A women’s home is her haven filled with family treasures and memories. She treats it with love and care and so should you.
Inviting a stranger (i.e. cleaning person from the phonebook) into her home can be a fearful and uncomfortable experience.
Women are relationship-oriented and it’s important to build a relationship with your customer. Three phases should be focused on: before the job, during the job and after the job.
Her first contact is either via the internet or the phone. Does your internet site give the needed information about your company? Does the person answering the phone have a “smiling” unhurried voice able to listen to her needs and answer her questions?
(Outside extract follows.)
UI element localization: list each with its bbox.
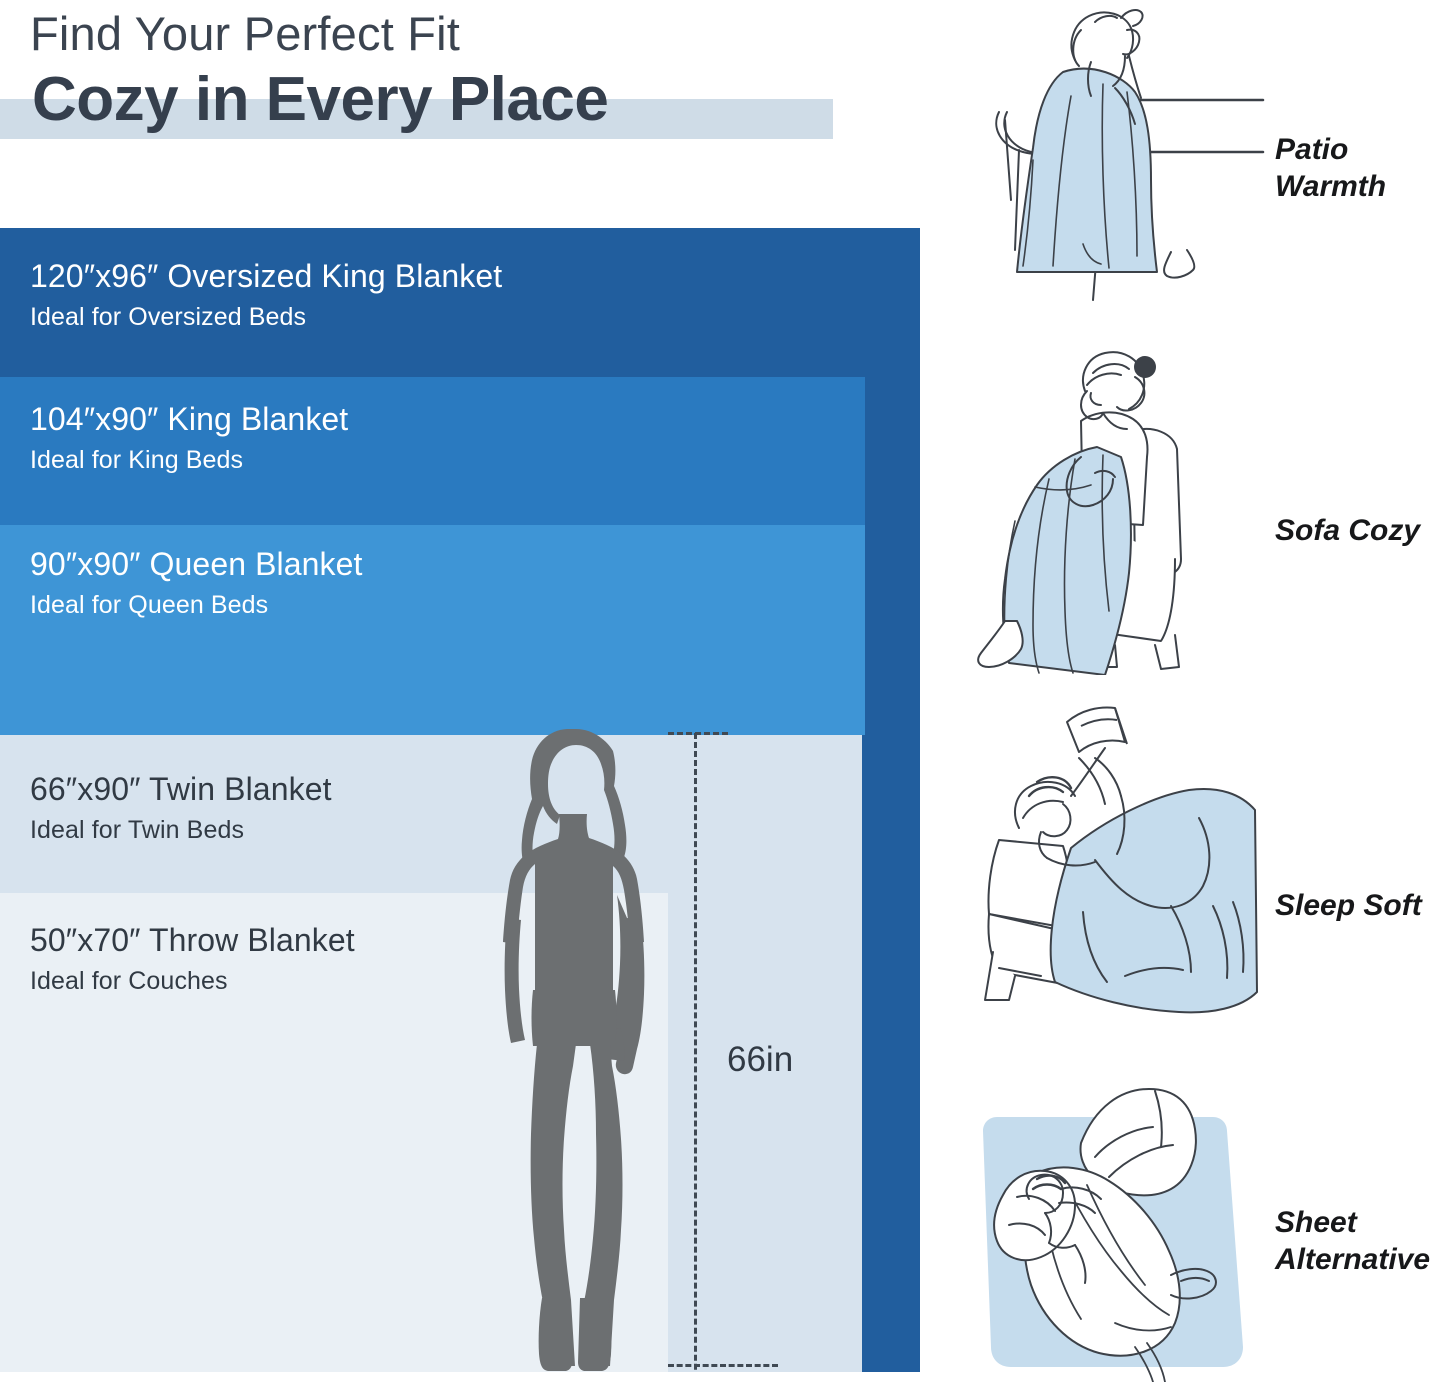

When you arrive at the home, be on time, preferable in a company labeled vehicle, looking (and smelling) sharp in a company uniform. Spend the necessary time to walk-thru the house listening to her concerns, jotting down areas of concerns on paper. Show your care of her home by doing the “extras”: putting down plastic, protecting the furniture, taking off your dirty shoes, etc. Work as quickly and quietly as your job allows.
When the job is done, don’t just pack up and leave the bill. Do a post-job walk through. Point out areas where you worked on a stain but it just wouldn’t come out. Provide any after-cleaning care instructions or any concerns you have about the “life” left in the product. Follow up with a call or letter making sure they are satisfied and thanking them for their business.